Aspect 12. The method as in any prior aspect, wherein the deposits further comprise at least one of a resin, a paraffin wax, or an inorganic scale.
Aspect 13. The method as in any prior aspect, wherein contacting the deposits with the treatment fluid is performed in an environment comprising at least one of a pipeline, a formation, a production zone, a reservoir, or a downhole element.
Aspect 14. The method as in any prior aspect, wherein the deposits are removed from the substrate during a fracturing, acidizing, sand control, remedial, completion, or refracturing operation.
Aspect 15. The method as in any prior aspect, wherein the deposits are removed during a pumping treatment placed in a completion or remedial operation. The method can establish flow from a reservoir to a wellbore.
Aspect 16. The method as in any prior aspect, further comprising introducing the treatment fluid into a subsurface environment through an umbilical line, a coil tubing, or via a bullhead method through a flowline or a tubing.
Aspect 17. The method as in any prior aspect, wherein contacting the deposits with the treatment fluid is performed in a near-wellbore region, and the method comprises cleaning the near-wellbore region and a downhole element in the near-wellbore region with the treatment fluid.
Aspect 18. The method as in any prior aspect, wherein the method comprises injecting into a subsurface environment the treatment fluid as a pre-flush fluid such that the treatment fluid contacts the deposits on the substrate, and injecting into the subsurface environment an aromatic solvent without the alkylbenzene sulfonic acid or the alkylbenzene sulfonate.
Aspect 19. The method as in any prior aspect, wherein the substrate comprises at least one of a formation, a downhole element, a metal, a composite, sand, rock, a mineral, or glass.
Aspect 20. The method as in any prior aspect, further comprising enhancing oil recovery from a subsurface environment.
Aspect 21. The method as in any prior aspect, further comprising reducing the viscosity of oil in the subsurface environment.
All ranges disclosed herein are inclusive of the endpoints, and the endpoints are independently combinable with each other. As used herein, “combination” is inclusive of blends, mixtures, alloys, reaction products, and the like. All references are incorporated herein by reference.
The use of the terms “a” and “an” and “the” and similar referents in the context of describing the invention (especially in the context of the following claims) are to be construed to cover both the singular and the plural, unless otherwise indicated herein or clearly contradicted by context. The modifier “about” used in connection with a quantity is inclusive of the stated value and has the meaning dictated by the context (e.g., it includes the degree of error associated with measurement of the particular quantity). In an embodiment, the term “about” means that the value associated with about can vary by 10%. As used herein, size means largest dimension. Unless defined otherwise, technical and scientific terms used herein have the same meaning as is commonly understood by one of skill in the art to which this invention belongs.

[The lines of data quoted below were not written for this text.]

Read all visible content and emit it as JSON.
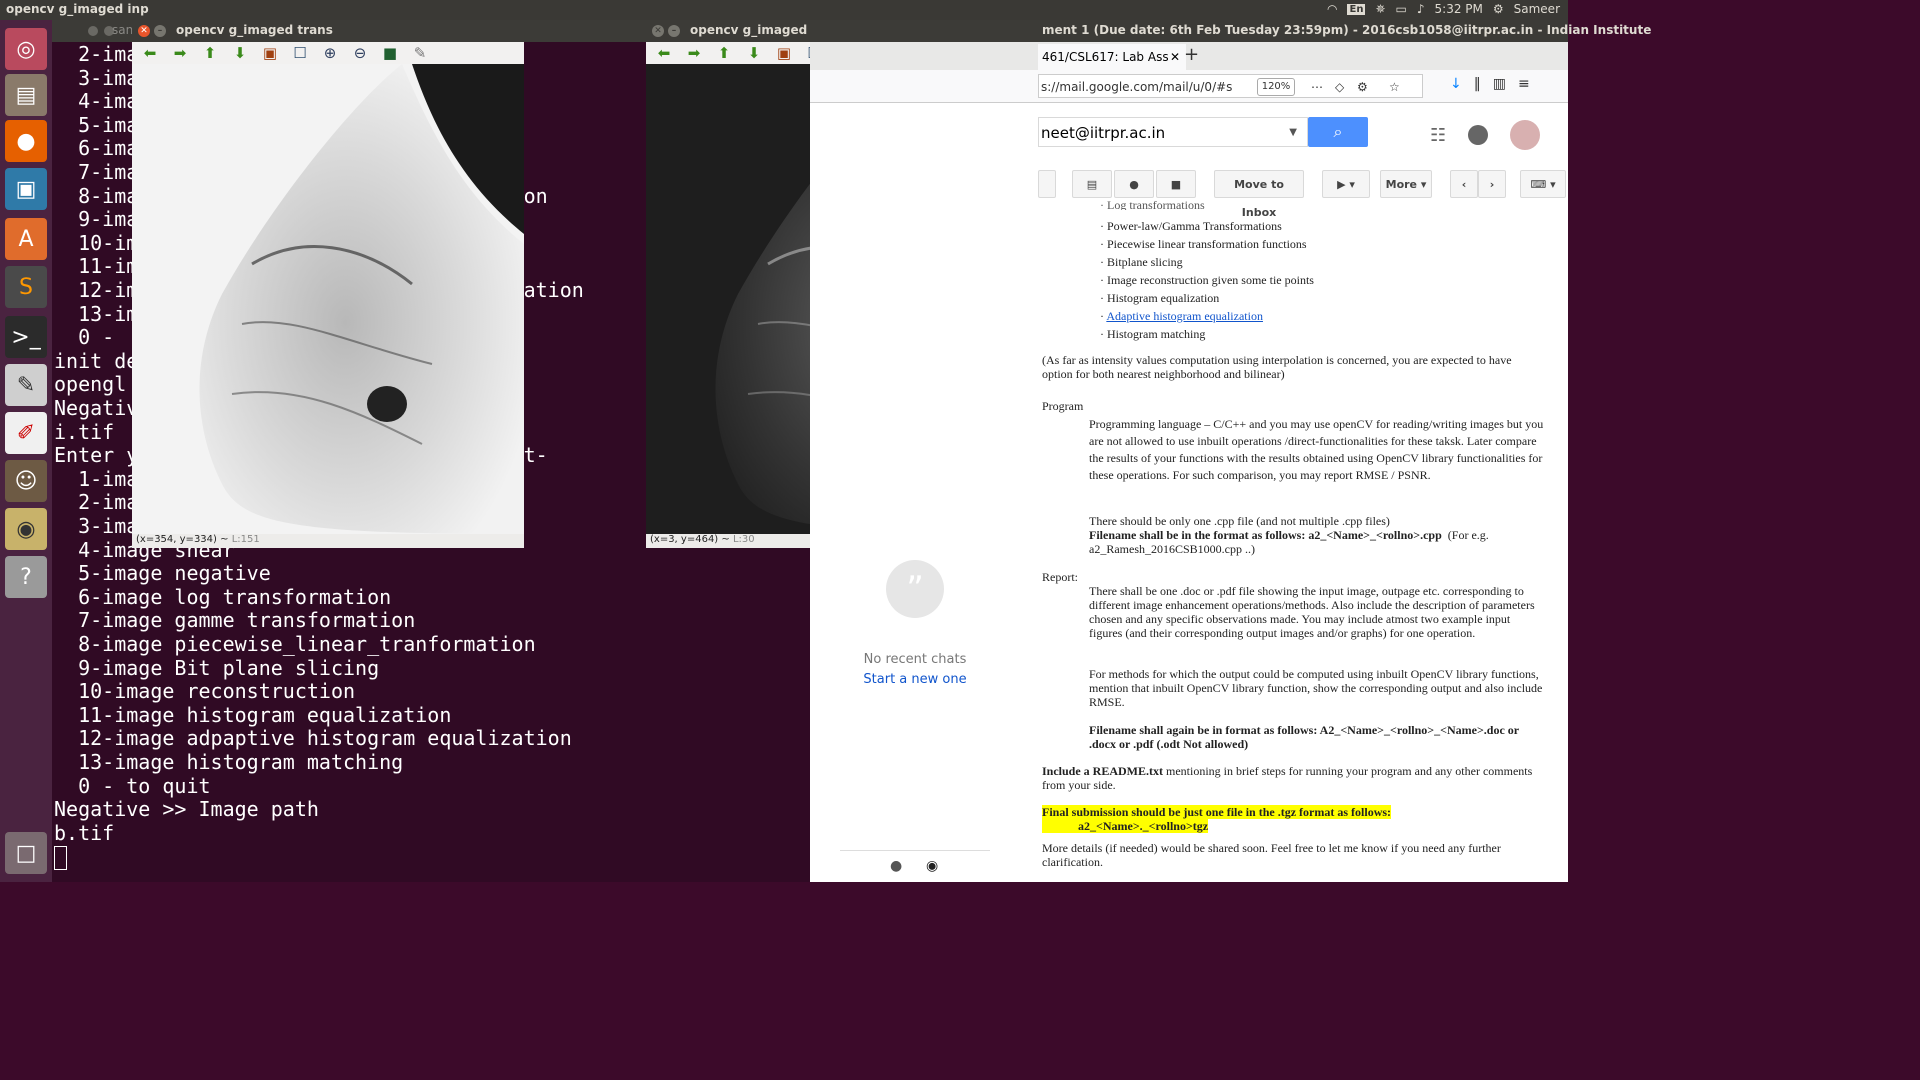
{
  "topbar": {
    "title": "opencv g_imaged inp",
    "lang": "En",
    "time": "5:32 PM",
    "user": "Sameer"
  },
  "launcher": {
    "items": [
      "ubuntu-logo",
      "files",
      "firefox",
      "workspace",
      "software-center",
      "sublime-text",
      "terminal",
      "text-editor",
      "document-viewer",
      "gimp",
      "image-viewer",
      "help",
      "trash"
    ]
  },
  "terminal": {
    "title": "san",
    "lines": [
      "  2-ima",
      "  3-ima",
      "  4-ima",
      "  5-ima",
      "  6-ima",
      "  7-ima",
      "  8-ima                                on",
      "  9-ima",
      "  10-im",
      "  11-im",
      "  12-im                                ation",
      "  13-im",
      "  0 - ",
      "init de",
      "opengl ",
      "Negativ",
      "i.tif",
      "Enter y                                t-",
      "  1-ima",
      "  2-ima",
      "  3-ima",
      "  4-image shear",
      "  5-image negative",
      "  6-image log transformation",
      "  7-image gamme transformation",
      "  8-image piecewise_linear_tranformation",
      "  9-image Bit plane slicing",
      "  10-image reconstruction",
      "  11-image histogram equalization",
      "  12-image adpaptive histogram equalization",
      "  13-image histogram matching",
      "  0 - to quit",
      "Negative >> Image path",
      "b.tif"
    ]
  },
  "cv_trans": {
    "title": "opencv g_imaged trans",
    "status_coords": "(x=354, y=334) ~",
    "status_level": "L:151"
  },
  "cv_inp": {
    "title": "opencv g_imaged inp",
    "status_coords": "(x=3, y=464) ~",
    "status_level": "L:30"
  },
  "browser": {
    "window_title": "ment 1 (Due date: 6th Feb Tuesday 23:59pm) - 2016csb1058@iitrpr.ac.in - Indian Institute",
    "tab_label": "461/CSL617: Lab Ass",
    "url": "s://mail.google.com/mail/u/0/#s",
    "zoom": "120%",
    "search_value": "neet@iitrpr.ac.in",
    "buttons": {
      "move_to_inbox": "Move to Inbox",
      "more": "More"
    },
    "chat": {
      "no_recent": "No recent chats",
      "start_new": "Start a new one"
    },
    "email": {
      "cut_top": "Log transformations",
      "bullets": [
        "Power-law/Gamma Transformations",
        "Piecewise linear transformation functions",
        "Bitplane slicing",
        "Image reconstruction given some tie points",
        "Histogram equalization",
        "Adaptive histogram equalization",
        "Histogram matching"
      ],
      "interp_note": "(As far as intensity values computation using interpolation is concerned, you are expected to have option for both nearest neighborhood and bilinear)",
      "program_label": "Program",
      "program_text": "Programming language – C/C++ and you may use openCV for reading/writing images but you are not allowed to use inbuilt operations /direct-functionalities for these taksk. Later compare the results of your functions with the results obtained using OpenCV library functionalities for these operations. For such comparison, you may report RMSE / PSNR.",
      "cpp_note": "There should be only one .cpp file (and not multiple .cpp files)",
      "filename_bold": "Filename shall be in the format as follows:       a2_<Name>_<rollno>.cpp",
      "filename_eg": "(For e.g. a2_Ramesh_2016CSB1000.cpp ..)",
      "report_label": "Report:",
      "report_text": "There shall be one .doc or .pdf file showing the input image, outpage etc. corresponding to different image enhancement operations/methods. Also include the description of parameters chosen and any specific observations made. You may include atmost two example input figures (and their corresponding output images and/or graphs) for one operation.",
      "opencv_methods": "For methods for which the output could be computed using inbuilt OpenCV library functions, mention that inbuilt OpenCV library function, show the corresponding output and also include RMSE.",
      "filename_again": "Filename shall again be in format as follows: A2_<Name>_<rollno>_<Name>.doc  or .docx or .pdf  (.odt Not allowed)",
      "readme_bold": "Include a README.txt",
      "readme_rest": " mentioning in brief steps for running your program and any other comments from your side.",
      "final_submission": "Final submission should be just one file in the .tgz format as follows:",
      "final_name": "a2_<Name>._<rollno>tgz",
      "more_details": "More details (if needed) would be shared soon. Feel free to let me know if you need any further clarification."
    }
  }
}
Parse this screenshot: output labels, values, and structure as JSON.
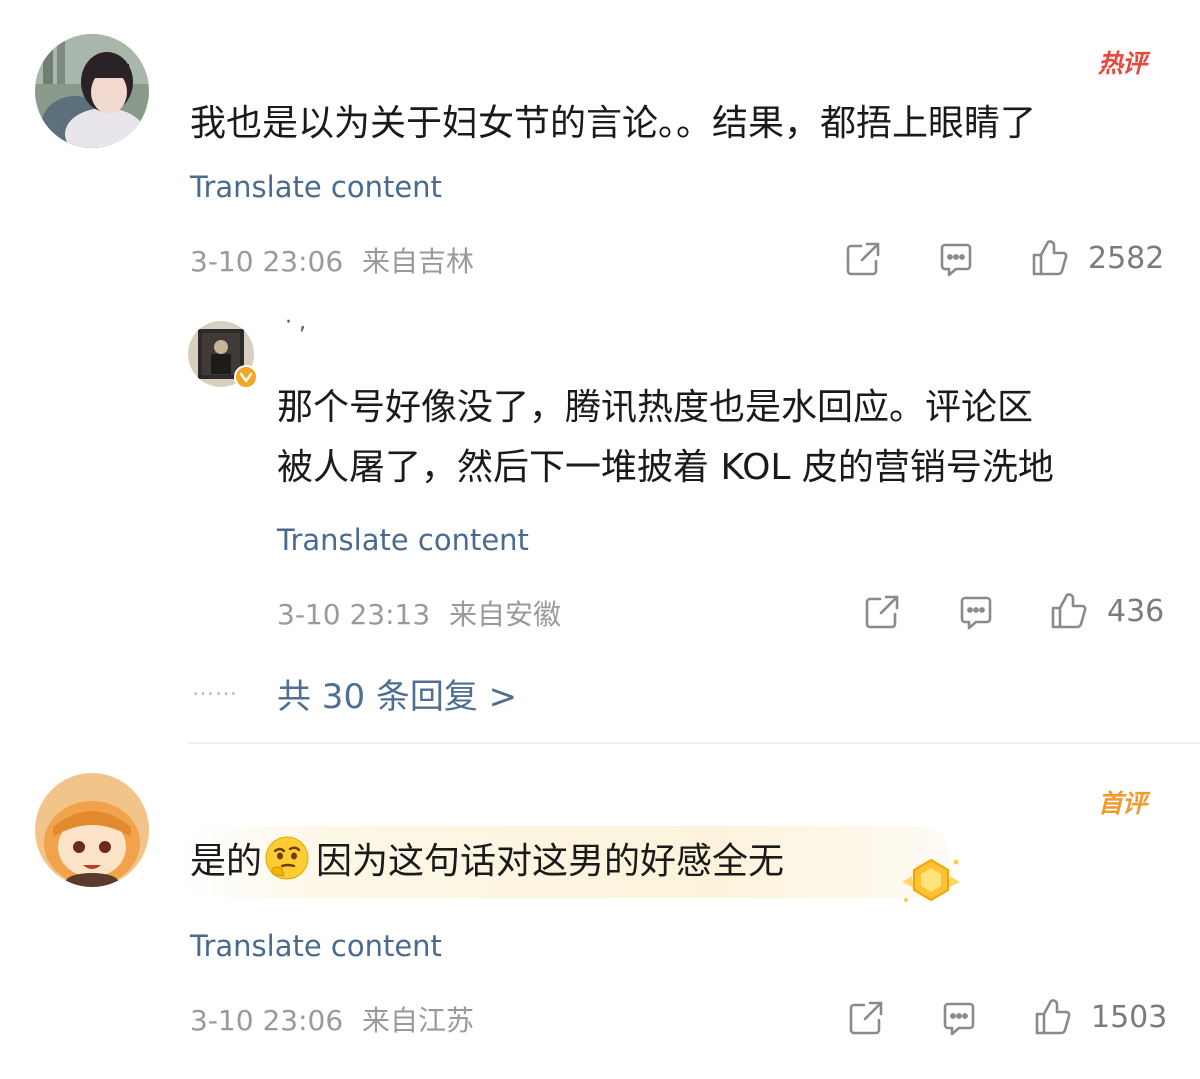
{
  "comments": [
    {
      "badge": "热评",
      "text": "我也是以为关于妇女节的言论。。结果，都捂上眼睛了",
      "translate": "Translate content",
      "time": "3-10 23:06",
      "location": "来自吉林",
      "likes": "2582",
      "reply": {
        "username": "· ,",
        "text_line1": "那个号好像没了，腾讯热度也是水回应。评论区",
        "text_line2": "被人屠了，然后下一堆披着 KOL 皮的营销号洗地",
        "translate": "Translate content",
        "time": "3-10 23:13",
        "location": "来自安徽",
        "likes": "436"
      },
      "replies_dots": "……",
      "replies_link": "共 30 条回复 >"
    },
    {
      "badge": "首评",
      "text_before": "是的",
      "text_after": "因为这句话对这男的好感全无",
      "translate": "Translate content",
      "time": "3-10 23:06",
      "location": "来自江苏",
      "likes": "1503"
    }
  ],
  "icons": {
    "share": "share-icon",
    "comment": "comment-icon",
    "like": "thumbs-up-icon",
    "emoji": "thinking-emoji-icon",
    "verified": "verified-badge-icon",
    "highlight": "highlight-medal-icon"
  },
  "colors": {
    "hot_badge": "#e8473c",
    "first_badge": "#f29a2e",
    "link": "#4a6b8f",
    "meta": "#9a9a9a"
  }
}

All references cited herein are incorporated by reference in their entirety. While typical embodiments have been set forth for the purpose of illustration, the foregoing descriptions should not be deemed to be a limitation on the scope herein. Accordingly, various modifications, adaptations, and alternatives can occur to one skilled in the art without departing from the spirit and scope herein.